August 9, 2010
Exposing Tyranny: GOVERNMENT INTERVENTIONS
We are reminded once again of the lay-man’s definition of insanity: Doing the same thing over and over again and expecting a different result!
Unfortunately this is what we have come to expect from Washington, always succumbing to the irresistable urge to “do something.”
Two recent articles highlight this fatal tendency: Thomas Sowell’s “A Non-Prediction,” and the WSJ’s recent article “The Obama Economy.” Both articles emphasize the folly of stimulus spending, in the wake of (are you surprised?) yet another announcement . . . of yet another plan . . . to spend yet another $50 billion . . . on yet another government make-work program . . . which will be borrowed against our children’s future!
The following is a timeline of this path towards serfdom:
Late 2007: Larry Summers (now Obama’s chief economic adviser) calls for federal stimulus to boots domestic demand — a stimulus that should be “timely, targeted and temporary.”
Peter Orszag, then at the CBO and now at the Obama White House, joins Summers in calling for stimulus.
Feb 2008: President Bush and Speaker Pelosi agree on a $168 billion stimulus of federal spending and temporary tax rebates.
The result:
GDP shows a slight blip of 0.6% in the 2Q of 2008 and then falls by 4% in the 3Q. Stimulus I fails.

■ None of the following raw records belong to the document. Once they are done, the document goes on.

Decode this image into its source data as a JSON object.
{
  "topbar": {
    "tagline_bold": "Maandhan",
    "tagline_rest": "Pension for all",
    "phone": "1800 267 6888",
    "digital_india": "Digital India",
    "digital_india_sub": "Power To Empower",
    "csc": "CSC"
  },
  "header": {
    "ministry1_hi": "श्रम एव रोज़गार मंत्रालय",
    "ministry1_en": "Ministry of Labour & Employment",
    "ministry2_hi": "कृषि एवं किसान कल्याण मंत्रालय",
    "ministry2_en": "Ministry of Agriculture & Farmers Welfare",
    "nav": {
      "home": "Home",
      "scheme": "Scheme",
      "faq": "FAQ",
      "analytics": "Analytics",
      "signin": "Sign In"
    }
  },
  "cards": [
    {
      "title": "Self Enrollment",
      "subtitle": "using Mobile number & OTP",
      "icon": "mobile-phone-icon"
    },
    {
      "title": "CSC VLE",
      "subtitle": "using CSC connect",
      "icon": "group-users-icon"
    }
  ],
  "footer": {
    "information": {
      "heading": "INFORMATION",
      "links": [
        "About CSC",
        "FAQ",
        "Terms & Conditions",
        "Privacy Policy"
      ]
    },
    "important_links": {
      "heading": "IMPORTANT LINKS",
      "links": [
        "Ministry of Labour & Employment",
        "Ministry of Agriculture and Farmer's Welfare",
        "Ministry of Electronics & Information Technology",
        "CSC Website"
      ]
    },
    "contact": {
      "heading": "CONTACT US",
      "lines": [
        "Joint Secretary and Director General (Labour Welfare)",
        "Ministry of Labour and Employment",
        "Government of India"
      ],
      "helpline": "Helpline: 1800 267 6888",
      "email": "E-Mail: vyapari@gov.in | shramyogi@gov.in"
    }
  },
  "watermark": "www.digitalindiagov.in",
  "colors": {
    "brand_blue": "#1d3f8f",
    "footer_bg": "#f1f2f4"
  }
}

Stimulus II is the $814 billion plan Congress passed at the behest of the same Larry Summers and White House economists Christina Romer and Jared Bernstein, who predicted the spending would keep unemployment below 8%!
The stimulus was composed of one-time tax rebates and spending, mostly on social programs like Medicaid as opposed to “shovel-ready projects.” (EPA environmental impact statements impose multi-year lead times in virtually all infrastructure projects.)
The Federal Reserve did its part pumping more than $2 trillion in liquidity by purchasing toxic securities from banks and holding interest rates near 0%.
In addition, Congress passed additional, smaller scoped stimulus spending bills: Cash-for-clunkers ($3 billion), $8,000 home-buyer’s tax credit, mortgage payment relief, jobless benefits extended from 26 to 99 weeks.
The result:
Another temporary blip for car and home sales which then fell off the cliff as soon as the programs ended.
After an initial inventory re-build period, we have hit stagnation with tepid growth too low to create enough jobs to match new job seekers entering the market.
Never before have we borrowed and spent so much money to so little effect. The only thing we have to show for the $3 trillion spent in the past 2 years is 14.9 million unemployed and a more powerful federal bureaucracy.
Conclusion:
It is time we learn from the lessons of history, and get the government out of our way. The American people are always ready to roll up their sleeves and get to work, but no one wants to risk their savings when Obama, Bernanke and our Congress (Jared Polis voted for virtually every dollar of this spending) are standing by, ready to snatch that money and crush new ventures before they can make any money. It is vital that we free ourselves from the yoke of people like Jared Polis, Obama, and their ilk, whose goal is to spend more money on government ‘services’, enhance their personal power, and assert control over virtually every aspect of our economic lives.